Non c’è dubbio che il forte terremoto di ieri sera in California (5:19 ora italiana ndr.), di magnitudo 7.1 della scala Richter è collegato a quello di giovedì 4 luglio di 6.4. Si tratta di un fenomeno con un meccanismo di tipo trascorrente, cioè il movimento della faglia è laterale. E’ molto difficile fare una previsione sulla possibilità di nuove scosse, però da un punto di vista scientifico quando si rompe una parte della faglia c’è un accumulo di energia elastica sotto forma di onde sismiche agli estremi di essa. Ed è proprio questo accumulo che potrebbe generare un nuovo terremoto” ha detto il sismologo Alberto Michelini, dirigente di ricerca Ingv, parlando della scossa di terremoto in California con epicentro a Ridgecrest, piccola città di circa 28 mila abitanti. “La zona dell’epicentro – ha aggiunto l’esperto Ingv – che si trova nella California del Sud, quasi al confine con il Nevada, è da sempre considerata un’area sismica anche se in passato non si sono riscontrati tantissimi terremoti.
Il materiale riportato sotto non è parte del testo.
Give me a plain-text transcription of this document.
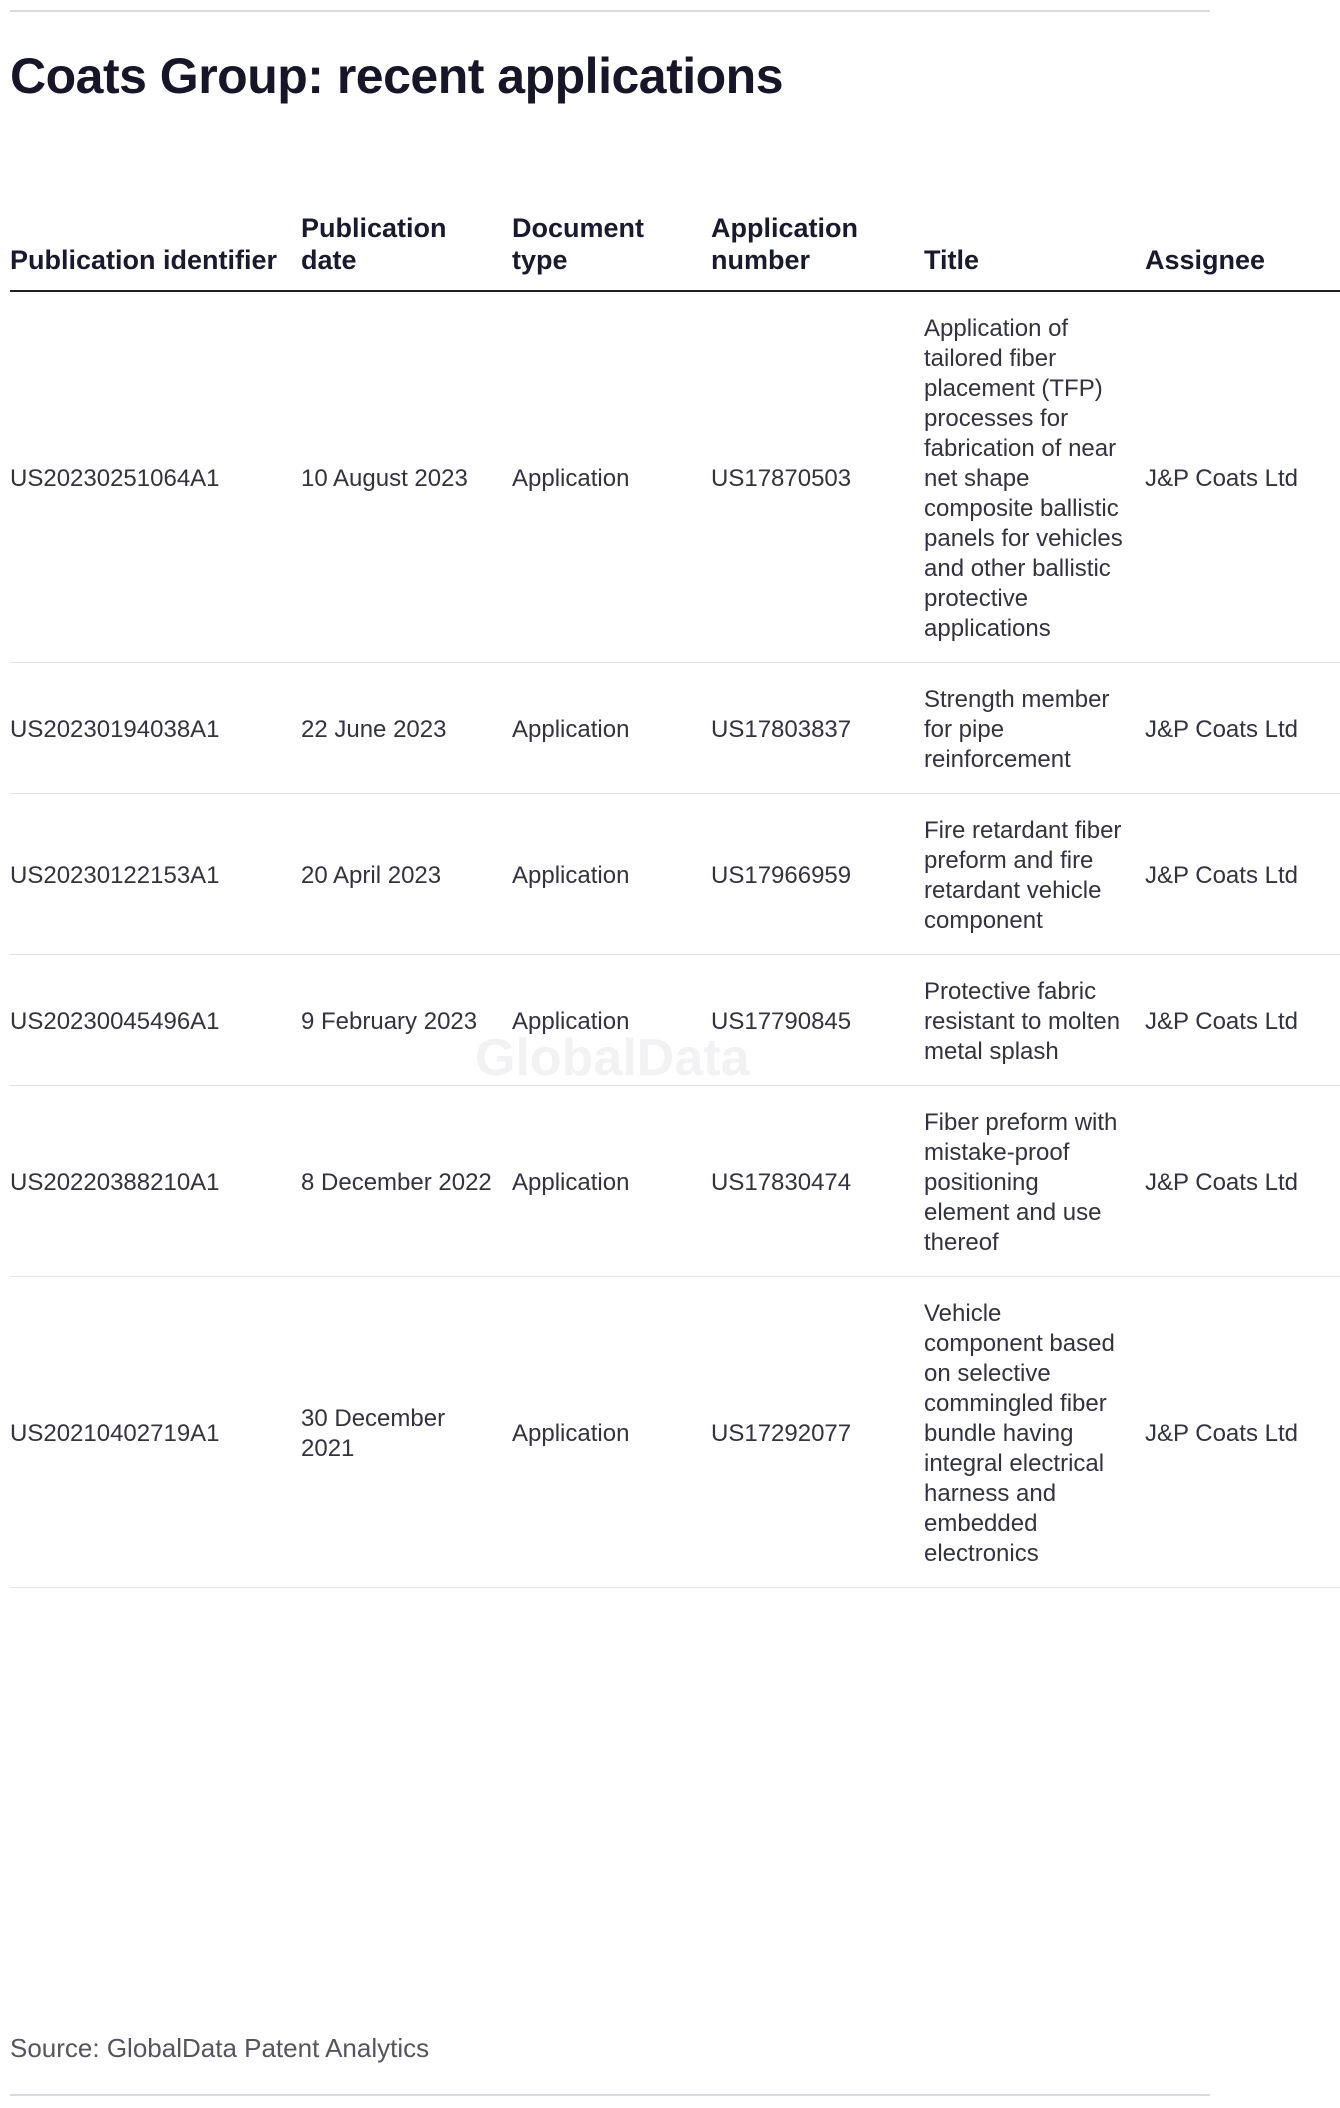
Coats Group: recent applications
GlobalData
Publication identifier	Publication date	Document type	Application number	Title	Assignee
US20230251064A1	10 August 2023	Application	US17870503	Application of tailored fiber placement (TFP) processes for fabrication of near net shape composite ballistic panels for vehicles and other ballistic protective applications	J&P Coats Ltd
US20230194038A1	22 June 2023	Application	US17803837	Strength member for pipe reinforcement	J&P Coats Ltd
US20230122153A1	20 April 2023	Application	US17966959	Fire retardant fiber preform and fire retardant vehicle component	J&P Coats Ltd
US20230045496A1	9 February 2023	Application	US17790845	Protective fabric resistant to molten metal splash	J&P Coats Ltd
US20220388210A1	8 December 2022	Application	US17830474	Fiber preform with mistake-proof positioning element and use thereof	J&P Coats Ltd
US20210402719A1	30 December 2021	Application	US17292077	Vehicle component based on selective commingled fiber bundle having integral electrical harness and embedded electronics	J&P Coats Ltd
Source: GlobalData Patent Analytics
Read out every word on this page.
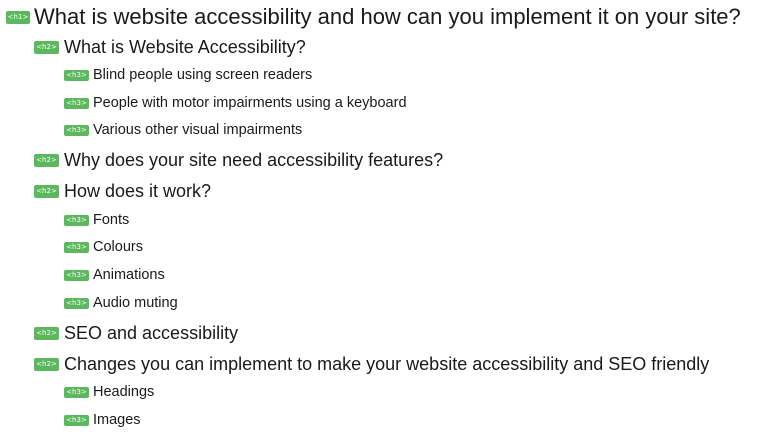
< h1 > What is website accessibility and how can you implement it on your site?
< h2 > What is Website Accessibility?
< h3 > Blind people using screen readers
< h3 > People with motor impairments using a keyboard
< h3 > Various other visual impairments
< h2 > Why does your site need accessibility features?
< h2 > How does it work?
< h3 > Fonts
< h3 > Colours
< h3 > Animations
< h3 > Audio muting
< h2 > SEO and accessibility
< h2 > Changes you can implement to make your website accessibility and SEO friendly
< h3 > Headings
< h3 > Images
Quello di ieri sera è stato molto forte, fortunatamente l’epicentro si trova in una zona non densamente popolata”.

Case spostate, crepe nelle fondamenta, muri crollati”: è quanto scrivono sul proprio account Twitter i vigili del fuoco di San Bernardino in California, a circa 190 chilometri dall’epicentro del forte terremoto che oggi alle 20.19 locali ha colpito il sud della California. “I primi rapporti parlano di danni di rilievo”, affermano ancora le forze di soccorso. Oltre mille pompieri sono impegnati sui luoghi del sisma. Intervistata dalla Cnn, Jessica Kormelink, un’abitante di Ridgecrest, ha raccontato di aver sentito “tremare la terra in modo molto forte, la mia casa era come se ondeggiasse”. Il terremoto con epicentro a Ridgecrest, piccola città di circa 28 mila abitanti, ha fatto riemergere la paura del “Big One”, ossia di un mega-terremoto potenzialmente devastante per tutta la fascia occidentale degli Stati Uniti. Mick Gleason, un funzionario della contea di Kern nella quale si trova Ridgecrest, ha parlato di alcuni edifici in fiamme, “Ma i mezzi dei pompieri sono arrivati a decine”, anche grazie agli importanti rinforzi che sono stati disposti dalle autorità. Attualmente non si sono avute segnalazioni su eventuali vittime. Tuttavia, sempre a detta dei vigili del fuoco, sarebbero oltre 1.800 le case senza elettricità. Le ispezioni di sicurezza condotte nell’aeroporto internazionale non hanno rilevato alcun danno e il traffico aereo non ha registrato modifiche di rilievo. Chiuse invece per precauzione le attrazioni di Disneyland Park, vicino a Los Angeles, dove sono stati avviati i controlli di sicurezza.